William Smale

Personal information
- Full name: William Timothy Edward Smale
- Born: 28 February 2001 (age 25) Newport, Wales
- Batting: Right-handed
- Role: Wicket-keeper
- Relations: Sophia Smale (sister)

Domestic team information
- 2019–2020: North West Warriors
- 2023–present: Glamorgan
- First-class debut: 12 August 2019 NW Warriors v Leinster Lightning
- List A debut: 26 August 2019 NW Warriors v Northern Knights

Career statistics
| Competition | FC | LA | T20 |
| Matches | 3 | 25 | 40 |
| Runs scored | 42 | 574 | 881 |
| Batting average | 14.00 | 24.95 | 22.58 |
| 100s/50s | 0/0 | 1/1 | 0/5 |
| Top score | 41 | 105* | 65 |
| Catches/stumpings | 10/0 | 31/0 | 26/0 |
- Source: Cricinfo, 5 August 2026

= Will Smale =

Welsh cricketer (born 2001)

William Timothy Edward Smale (born 28 February 2001) is a Welsh cricketer. He made his first-class debut for North West Warriors in the 2019 Inter-Provincial Championship on 12 August 2019 in Ireland. Prior to his first-class debut, he played for the Ireland under-19 cricket team in the Division 1 Europe Qualifier of the 2020 Under-19 Cricket World Cup qualification tournament. He was the leading run-scorer for the team in the tournament, with 185 runs in five matches.

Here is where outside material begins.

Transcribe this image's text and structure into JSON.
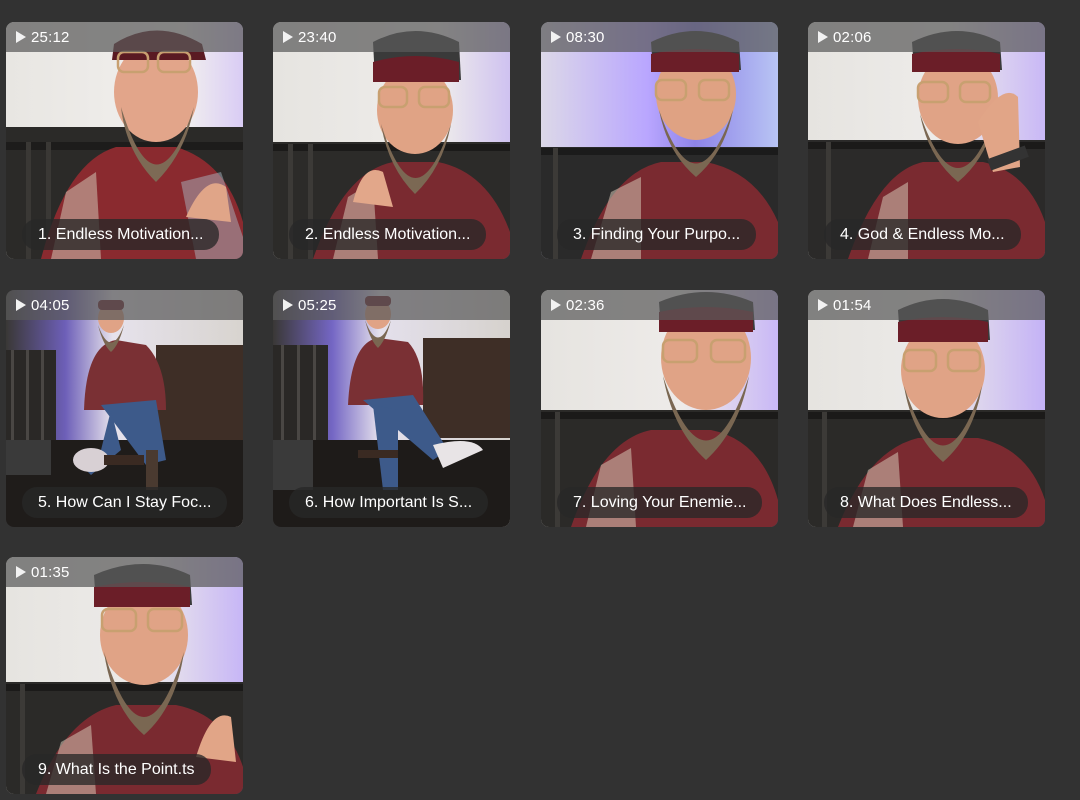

He made his List A debut for North West Warriors in the 2019 Inter-Provincial Cup in Ireland on 26 August 2019. During the winter of 2019, Smale played club cricket for Sydney Cricket Club in Australia. He made his Twenty20 debut for North West Warriors in the 2020 Inter-Provincial Trophy on 20 August 2020.

In October 2023 he signed a professional contract with Glamorgan. On 23 September 2024, Smale scored 28 runs off 14 balls as Glamorgan won the One-Day Cup final against Somerset at Trent Bridge.